Looking at TDCJ's figures regarding who is in Texas prisons and state jails, the prison population dropped by several thousand in recent years, enough to close three prison units over the last two sessions and leave enough extra beds to consider closing a fourth. But throughout this period, the BJS reporting on Texas incarceration levels remained stubbornly high, only falling finally in this most recent 2012 report.
"Which is right?" several people have asked me, including from a couple of different national groups. Having now looked into it more than I really cared to and crunching a few numbers, IMO, "Both," is the correct answer. The question boils down to the definitions underlying the two numbers. When Marc Levin, Jerry Madden or Grits cite numbers in the 150,000s for Texas' prison population, what we're quoting are TDCJ reports on the number of people actually, presently incarcerated in one of Texas' 109 prisons and state jails. Secure probation and parole facilities are reported in the same document but broken out separately. County jail data are reported to the Texas Commission on Jail Standards which publishes monthly reports.*
The federal number, though, is attempting to get to an apples-to-apples number they can apply across states. They count prisoners based on their legal status at the time of custody, not whether they've formally entered the prison system or not. Instead, the BJS report says in a footnote that, "Jurisdiction refers to the legal authority of state or federal correctional officials over a prisoner, regardless of where the prisoner is held" (emphasis added.).
Looking at Texas' data in that light, there are two main categories of prisoners in secure lockups who are formally state prisoners but not counted in TDCJ's incarceration totals: State prisoners in county jails and parolees in treatment facilities or Intermediate Sanction Facilities but who have not had their supervision formally revoked.

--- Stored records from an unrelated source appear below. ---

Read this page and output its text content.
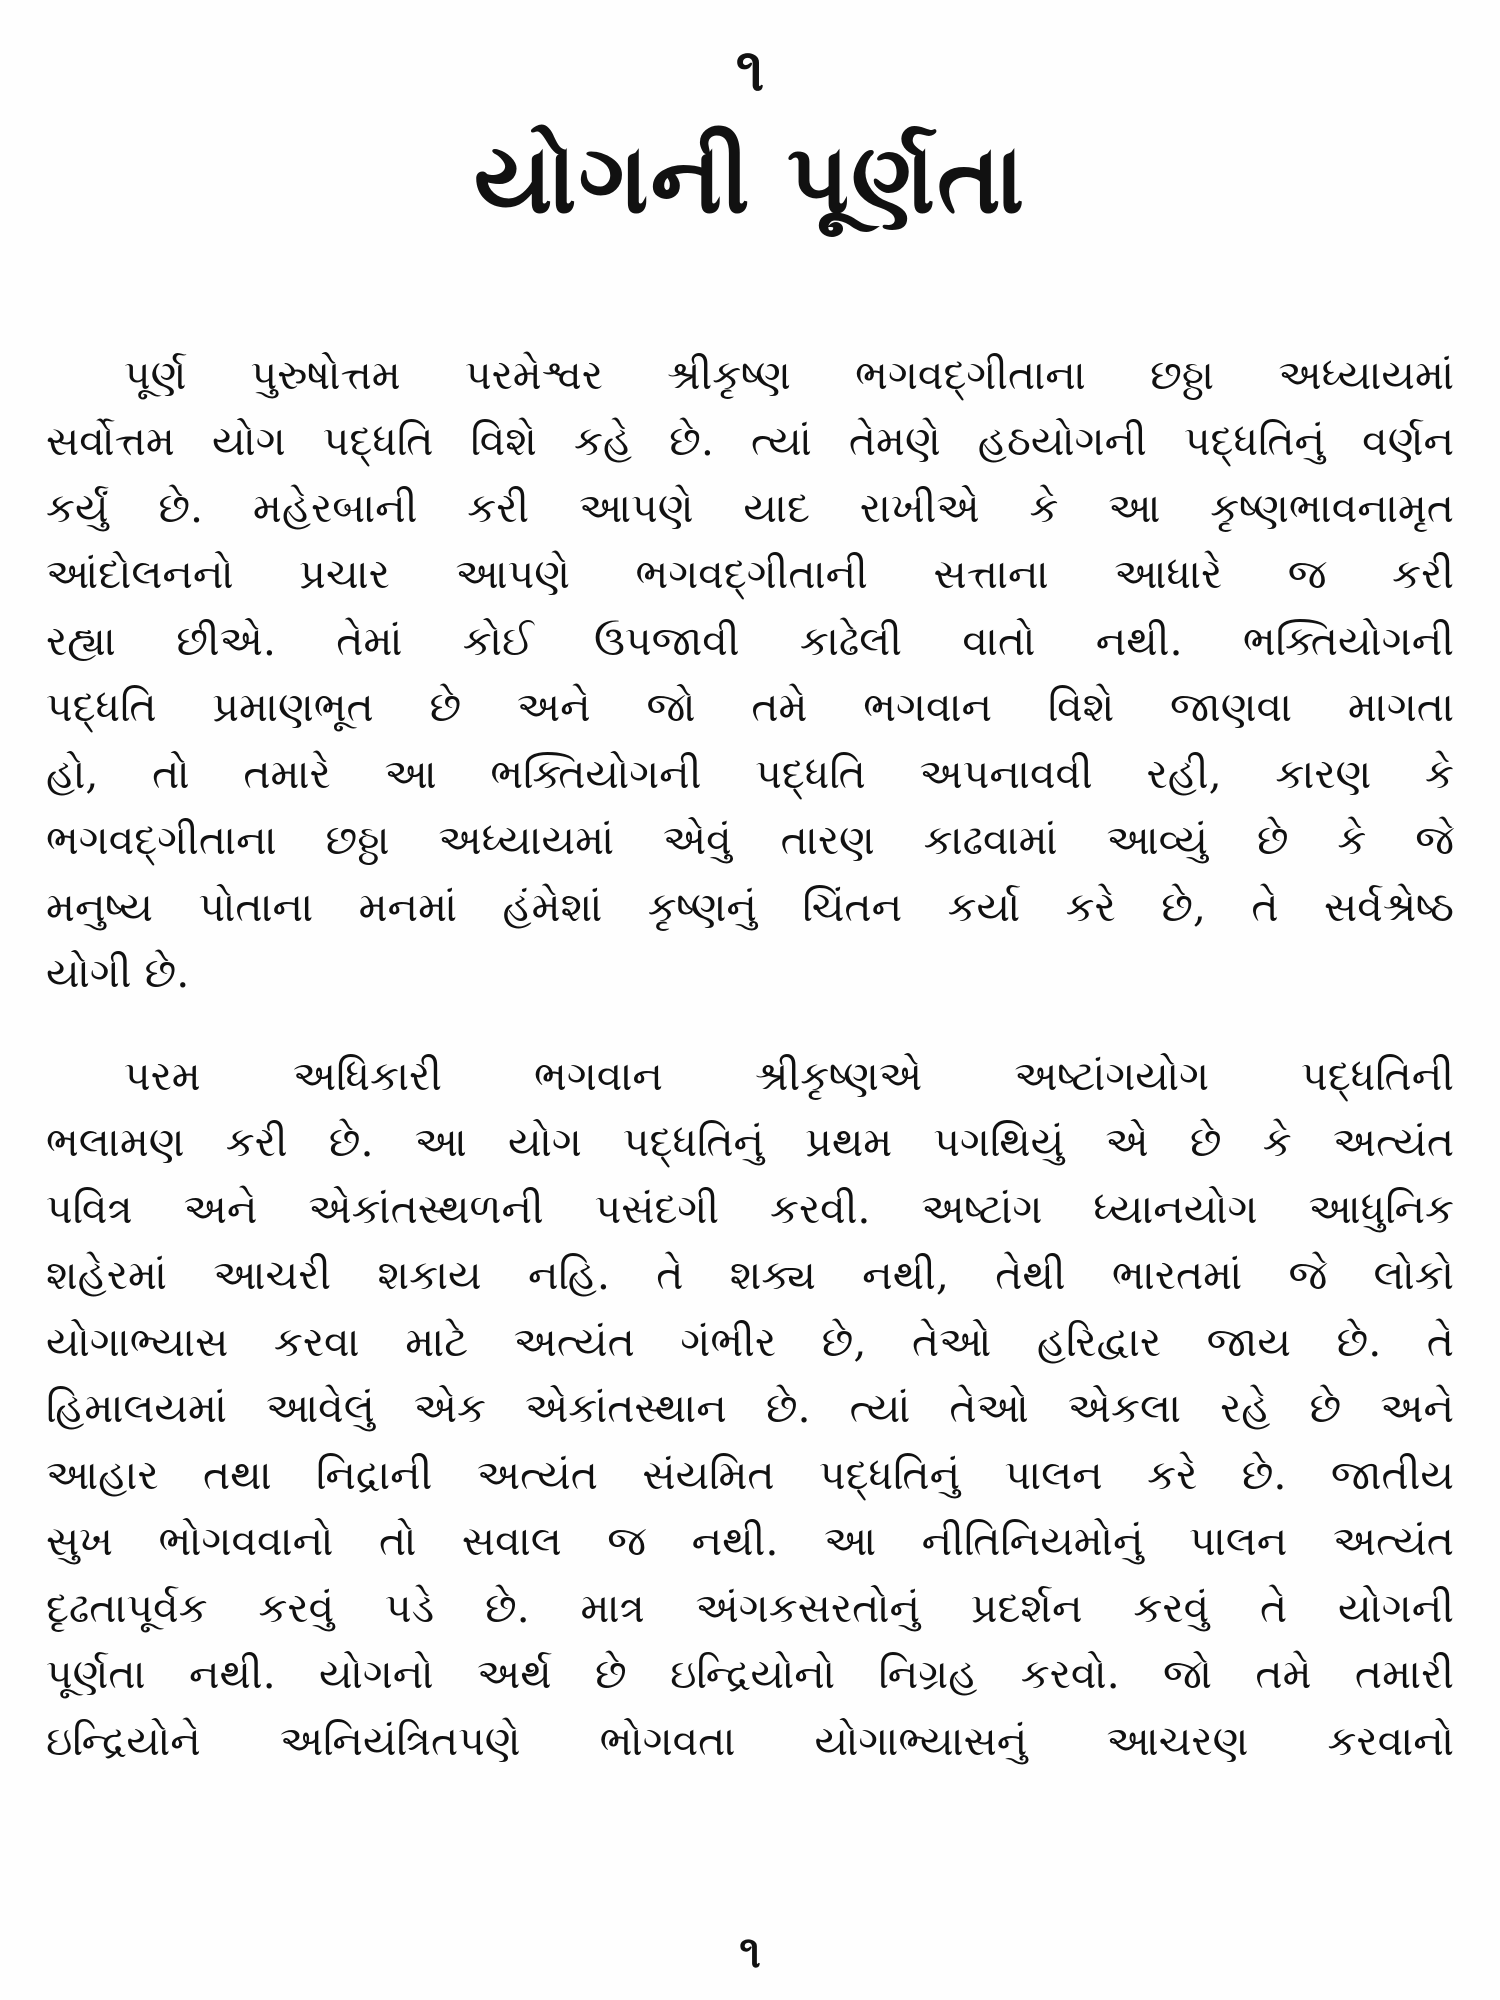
૧
યોગની પૂર્ણતા
પૂર્ણ પુરુષોત્તમ પરમેશ્વર શ્રીકૃષ્ણ ભગવદ્ગીતાના છઠ્ઠા અધ્યાયમાં
સર્વોત્તમ યોગ પદ્ધતિ વિશે કહે છે. ત્યાં તેમણે હઠયોગની પદ્ધતિનું વર્ણન
કર્યું છે. મહેરબાની કરી આપણે યાદ રાખીએ કે આ કૃષ્ણભાવનામૃત
આંદોલનનો પ્રચાર આપણે ભગવદ્ગીતાની સત્તાના આધારે જ કરી
રહ્યા છીએ. તેમાં કોઈ ઉપજાવી કાઢેલી વાતો નથી. ભક્તિયોગની
પદ્ધતિ પ્રમાણભૂત છે અને જો તમે ભગવાન વિશે જાણવા માગતા
હો, તો તમારે આ ભક્તિયોગની પદ્ધતિ અપનાવવી રહી, કારણ કે
ભગવદ્ગીતાના છઠ્ઠા અધ્યાયમાં એવું તારણ કાઢવામાં આવ્યું છે કે જે
મનુષ્ય પોતાના મનમાં હંમેશાં કૃષ્ણનું ચિંતન કર્યા કરે છે, તે સર્વશ્રેષ્ઠ
યોગી છે.
પરમ અધિકારી ભગવાન શ્રીકૃષ્ણએ અષ્ટાંગયોગ પદ્ધતિની
ભલામણ કરી છે. આ યોગ પદ્ધતિનું પ્રથમ પગથિયું એ છે કે અત્યંત
પવિત્ર અને એકાંતસ્થળની પસંદગી કરવી. અષ્ટાંગ ધ્યાનયોગ આધુનિક
શહેરમાં આચરી શકાય નહિ. તે શક્ય નથી, તેથી ભારતમાં જે લોકો
યોગાભ્યાસ કરવા માટે અત્યંત ગંભીર છે, તેઓ હરિદ્વાર જાય છે. તે
હિમાલયમાં આવેલું એક એકાંતસ્થાન છે. ત્યાં તેઓ એકલા રહે છે અને
આહાર તથા નિદ્રાની અત્યંત સંયમિત પદ્ધતિનું પાલન કરે છે. જાતીય
સુખ ભોગવવાનો તો સવાલ જ નથી. આ નીતિનિયમોનું પાલન અત્યંત
દૃઢતાપૂર્વક કરવું પડે છે. માત્ર અંગકસરતોનું પ્રદર્શન કરવું તે યોગની
પૂર્ણતા નથી. યોગનો અર્થ છે ઇન્દ્રિયોનો નિગ્રહ કરવો. જો તમે તમારી
ઇન્દ્રિયોને અનિયંત્રિતપણે ભોગવતા યોગાભ્યાસનું આચરણ કરવાનો
૧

So, let's look at those numbers. The reporting dates won't be apples-to-apples, but close. As of Aug. 31, 2013, here are the statewide totals, by my count, of state prisoners in county jails:
- Convicted felons in jail awaiting transfer: 4,769
- Convicted state jail felons awaiting transfer: 1,186
- Parole violators (technical): 2,170
- Parole violators (new crime): 2,810
- Convicted SJF, sentenced to county jail time: 823
- Total: 11,762, or 17.5% of Texas' 67, 096 county jail prisoners
- Intermediate Sanctions Facilities: 1,831
- Parolees in SAFP treatment programs: 318
- Total: 2,149
Bottom line: Marc Levin is right that there are fewer people locked up in Texas prisons and state jails. And I suspect even he would acknowledge that the greater credit for those reductions goes to the parole board than the 2007 probation reforms. Rissie Owens and Co. have inched up parole rates by a few points and it made a huge difference. Meanwhile, some of the national advocates (even if motivated perhaps in part by jealousy - same reason everybody loves to hate the Dallas Cowboys!), have just cause to scoff at claims of de-incarceraton based on federal data. For that matter, even using TDCJ's lower number, we still have more people incarcerated in Texas than California did even before its recent court-ordered reduction.
Texas has done most of what it can on the supervision side to reduce revocations. (Probation revocation rates remain stubbornly high but have improved greatly for parole.) The next step for Texas has to be actual sentencing reform, adjusting penalty categories for nonviolent drug and property offenders to make room for violent prisoners being held on extremely long sentences.
That's the biggest reason why the Texas Legislature balked at doing more for the last three sessions following the 2007 probation reforms. The obvious, next steps they need to do are really hard and small-government conservatives, especially after Jerry Madden's departure from the House, have been unable to muster the political capital necessary to get the job done. IMO the votes are there on the House side in particular to support pretty significant reforms if the leadership would ever let the bills get to the floor. The House Calendars Committee has become a graveyard for reform legislation, with Speaker Joe Straus, like his predecessor Tom Craddick, largely shielding the membership from voting on most of the promising bills that get out of committee.
For example, by my count there have been sufficient votes on the floor of the Texas House to pass a bill reducing low-level marijuana possession from a Class B to a Class C ticket-only offense ever since the House Criminal Jurisprudence Committee first unanimously voted such a bill out of committee in 2005. This year that committee passed a bill lowering penalties for defendants under 21, which also stalled in Calendars. Under both Speakers Cradddick and Straus, the Calendars Committee has consistently refused to let such legislation onto the floor. In retrospect it was a miracle (spurred by pragmatism: they couldn't afford to build new prisons) that the 2007 probation reforms ever got a vote.
FWIW, my sense is that Texas' prison population will go a little lower, still, on its current trajectory, so long as the parole board's approval rates don't decline again. I suspect we can even close one or two more prisons. But even with the pleasing contribution of a continued falling crime rate, Texas' too-high sentencing categories for the most common nonviolent offenses must change before state government's incarceration footprint can be reduced very much further. That's the next, big task.
* Note to the Texas Commission on Jail Standards: Please put your old monthly reports online in an archive!!